ECE2020 ePoster Presentations Thyroid (122 abstracts)
1University of Ferrara, Wireless Communication & Localization Networks Laboratory, Department of Engineering, Italy; 2University of Ferrara, Section of Endocrinology and Internal Medicine, Department of Medical Sciences, Italy
Introduction: Thyroid nodules (TN) are common entities usually discovered during a physical exam or by chance with ultrasound (US) procedures performed for reasons different from thyroid check. The majority of nodules are benign, notwithstanding the growing incidence of thyroid cancer (TC), which increases much largely as compared to all other tumours each year and will be, presumably, the most incident malignancy in women after breast cancer. The clinical challenge relies on the accurate identification of malignant nodules needing attention since the very beginning of the diagnostic process from nodules that will follow an indolent course of disease. Therefore, pre-surgical assessment of TN should improve in order to advance into the era of personalized medicine and identify the best way to manage what has been defined as a ‘tsunami of thyroid nodules’.
Aims: The present study has focused on the development of an algorithm capable of inferring TN state of malignancy in order to improve patient’ management and avoid inappropriate use of diagnostic procedures.
Materials and methods: Information regarding epidemiological, clinical, biochemical, ultrasound, molecular and cytological data of over 12.000 TN with known histological diagnosis was collected and analyzed with Machine Learning techniques. Specifically, TN were grouped into clusters with similar characteristics using partition clustering algorithms such as K-means e K-medoids, being the latter more flexible to outliers deviations.

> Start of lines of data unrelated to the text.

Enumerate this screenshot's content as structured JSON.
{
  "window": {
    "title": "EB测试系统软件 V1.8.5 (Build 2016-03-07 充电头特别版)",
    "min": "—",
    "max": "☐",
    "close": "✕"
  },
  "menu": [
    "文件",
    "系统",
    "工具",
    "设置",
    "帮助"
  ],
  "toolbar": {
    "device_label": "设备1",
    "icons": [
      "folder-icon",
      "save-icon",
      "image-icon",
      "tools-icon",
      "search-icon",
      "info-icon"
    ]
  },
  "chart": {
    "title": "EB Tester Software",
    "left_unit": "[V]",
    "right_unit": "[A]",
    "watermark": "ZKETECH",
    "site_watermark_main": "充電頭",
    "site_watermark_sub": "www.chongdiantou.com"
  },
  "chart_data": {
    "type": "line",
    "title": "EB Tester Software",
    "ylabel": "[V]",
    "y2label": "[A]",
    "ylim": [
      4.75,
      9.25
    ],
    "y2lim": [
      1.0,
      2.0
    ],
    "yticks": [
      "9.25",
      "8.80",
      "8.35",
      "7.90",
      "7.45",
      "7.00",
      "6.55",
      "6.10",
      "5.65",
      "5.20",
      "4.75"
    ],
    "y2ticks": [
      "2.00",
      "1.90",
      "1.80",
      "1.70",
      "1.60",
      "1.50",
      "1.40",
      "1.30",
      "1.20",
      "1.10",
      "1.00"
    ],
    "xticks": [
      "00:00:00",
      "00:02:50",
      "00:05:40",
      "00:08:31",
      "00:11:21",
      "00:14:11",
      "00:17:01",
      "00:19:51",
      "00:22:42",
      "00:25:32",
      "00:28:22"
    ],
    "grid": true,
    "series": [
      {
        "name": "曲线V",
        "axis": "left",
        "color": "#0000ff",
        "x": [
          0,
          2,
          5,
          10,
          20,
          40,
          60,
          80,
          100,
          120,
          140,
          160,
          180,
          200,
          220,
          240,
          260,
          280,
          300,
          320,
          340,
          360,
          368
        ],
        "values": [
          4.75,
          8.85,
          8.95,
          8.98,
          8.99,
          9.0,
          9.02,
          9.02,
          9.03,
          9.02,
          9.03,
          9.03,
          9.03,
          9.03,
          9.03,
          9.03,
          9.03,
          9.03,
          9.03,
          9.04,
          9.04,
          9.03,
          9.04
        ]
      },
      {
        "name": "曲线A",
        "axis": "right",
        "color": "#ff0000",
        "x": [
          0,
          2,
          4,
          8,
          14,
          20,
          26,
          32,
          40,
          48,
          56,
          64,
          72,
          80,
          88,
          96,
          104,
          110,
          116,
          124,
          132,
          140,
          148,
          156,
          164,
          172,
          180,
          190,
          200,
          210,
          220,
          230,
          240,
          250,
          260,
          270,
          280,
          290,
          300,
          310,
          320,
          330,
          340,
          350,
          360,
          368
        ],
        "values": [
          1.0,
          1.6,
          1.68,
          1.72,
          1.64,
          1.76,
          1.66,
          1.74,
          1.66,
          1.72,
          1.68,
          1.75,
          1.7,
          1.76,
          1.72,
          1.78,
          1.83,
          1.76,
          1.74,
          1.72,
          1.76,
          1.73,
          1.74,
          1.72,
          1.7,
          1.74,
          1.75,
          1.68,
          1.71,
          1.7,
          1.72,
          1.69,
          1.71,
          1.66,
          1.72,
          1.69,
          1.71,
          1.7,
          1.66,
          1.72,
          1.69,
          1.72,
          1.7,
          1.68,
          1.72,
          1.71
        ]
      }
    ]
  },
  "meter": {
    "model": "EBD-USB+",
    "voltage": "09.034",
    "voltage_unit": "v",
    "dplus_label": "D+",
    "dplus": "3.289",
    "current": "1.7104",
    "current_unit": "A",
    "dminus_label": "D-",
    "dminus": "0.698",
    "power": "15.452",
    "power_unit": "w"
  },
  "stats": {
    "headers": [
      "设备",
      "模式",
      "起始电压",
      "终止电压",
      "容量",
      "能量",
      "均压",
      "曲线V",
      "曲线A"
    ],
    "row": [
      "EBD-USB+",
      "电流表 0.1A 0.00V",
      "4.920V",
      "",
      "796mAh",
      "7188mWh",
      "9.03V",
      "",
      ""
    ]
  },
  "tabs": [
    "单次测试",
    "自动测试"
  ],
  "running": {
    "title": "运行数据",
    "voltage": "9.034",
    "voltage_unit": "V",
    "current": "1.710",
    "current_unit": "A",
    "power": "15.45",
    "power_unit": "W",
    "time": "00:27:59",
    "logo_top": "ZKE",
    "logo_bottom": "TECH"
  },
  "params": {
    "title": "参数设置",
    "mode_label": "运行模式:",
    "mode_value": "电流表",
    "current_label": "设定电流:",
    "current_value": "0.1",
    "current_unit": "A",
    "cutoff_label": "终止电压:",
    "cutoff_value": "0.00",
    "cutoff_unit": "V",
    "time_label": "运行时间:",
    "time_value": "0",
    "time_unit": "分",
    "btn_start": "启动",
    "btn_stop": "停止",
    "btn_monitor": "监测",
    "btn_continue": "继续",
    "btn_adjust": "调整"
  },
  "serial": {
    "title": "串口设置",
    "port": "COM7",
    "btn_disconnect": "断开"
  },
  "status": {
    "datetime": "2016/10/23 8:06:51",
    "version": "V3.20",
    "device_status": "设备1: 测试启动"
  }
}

Results: The designed algorithm was able to accurately identify malignant and benign TN showing malignant and benign US characteristics, respectively, confirming US high predictability for these categories. Moreover, the majority of TN belonging to malignant or suspected malignant cytological classes showed malignant histology.
Discussion: Our algorithm did not achieve the capability of inferring TN malignancy belonging to the grey zone of indeterminate nodules, where US and/or cytology are not accurate enough. However, it was able to confirm that US is essential since it provides the majority of information and is highly predictive for benign TN and for TN having a cytological diagnosis associated to US characteristics highly suspicious of malignancy. In conclusion, the mathematical model built herein brings insight for future tools that could be used to improve TN management and estimate malignancy probability that underlies the discovery of a TN.